I'm cheating a little bit here because I definitely read this book in 2019, but it launched in to the world in 2020, at which point I couldn't stop talking about it. It's charming, delightful, relatable, and carries important messages for teenagers. Kronzer develops a winning and vulnerable protagonist, Zelda, who spends a summer at a male-dominated comedy camp in the Colorado Rockies. She adds in a supporting cast of hilarious and sympathetic kids, cultivates an important #MeToo girl power message, and sprinkles it all with funny improv jokes. I'm sorry, but who wouldn't give this book five stars?





Tuesday Mooney Talks to Ghosts by Kate Racculia.

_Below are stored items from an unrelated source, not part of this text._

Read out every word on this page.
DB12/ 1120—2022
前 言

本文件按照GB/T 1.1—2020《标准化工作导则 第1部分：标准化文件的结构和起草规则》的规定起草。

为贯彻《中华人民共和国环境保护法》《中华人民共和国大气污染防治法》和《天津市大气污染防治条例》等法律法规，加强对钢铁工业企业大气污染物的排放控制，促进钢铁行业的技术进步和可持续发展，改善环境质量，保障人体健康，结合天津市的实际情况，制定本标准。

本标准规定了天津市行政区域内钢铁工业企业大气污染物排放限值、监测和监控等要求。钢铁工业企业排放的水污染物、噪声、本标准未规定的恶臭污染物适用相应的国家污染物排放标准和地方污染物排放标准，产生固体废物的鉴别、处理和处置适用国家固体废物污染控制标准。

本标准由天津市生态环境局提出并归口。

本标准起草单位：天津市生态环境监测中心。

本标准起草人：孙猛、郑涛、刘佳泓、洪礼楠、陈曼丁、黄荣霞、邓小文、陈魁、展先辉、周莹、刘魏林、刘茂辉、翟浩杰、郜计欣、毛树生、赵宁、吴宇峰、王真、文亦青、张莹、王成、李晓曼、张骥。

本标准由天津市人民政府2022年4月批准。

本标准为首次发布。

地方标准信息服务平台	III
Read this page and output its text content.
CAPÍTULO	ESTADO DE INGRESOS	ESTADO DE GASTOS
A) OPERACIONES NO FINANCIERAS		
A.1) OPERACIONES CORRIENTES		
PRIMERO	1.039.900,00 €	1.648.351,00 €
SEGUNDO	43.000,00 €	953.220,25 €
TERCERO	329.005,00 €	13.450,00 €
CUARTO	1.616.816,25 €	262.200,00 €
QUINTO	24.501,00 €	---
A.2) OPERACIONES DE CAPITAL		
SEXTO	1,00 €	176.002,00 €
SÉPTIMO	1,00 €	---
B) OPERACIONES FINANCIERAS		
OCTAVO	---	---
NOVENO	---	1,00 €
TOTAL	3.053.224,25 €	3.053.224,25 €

Yes, astute and dedicated readers of my lists will remember a Kate Racculia novel in the other 2020 flight, as well. I was so delighted to discover Kate this year. She's a brilliant, funny writer, and her stories are filled with puzzles and surprises. Did you like The Westing Game as a kid? This author did, too, along with pop culture and words and riddles. In this book, an iconic Boston billionaire dies and leaves the city a treasure hunt. Tuesday Mooney, an prospect investigator for a nonprofit hospital, and a lovable supporting cast must face their demons to have a chance at the jackpot.



And that's it! I already finsihed my first book of 2021, and I know it's going to be a great reading year. Did I miss something great this year? Be sure to tell me. I'm always looking for reading suggestions.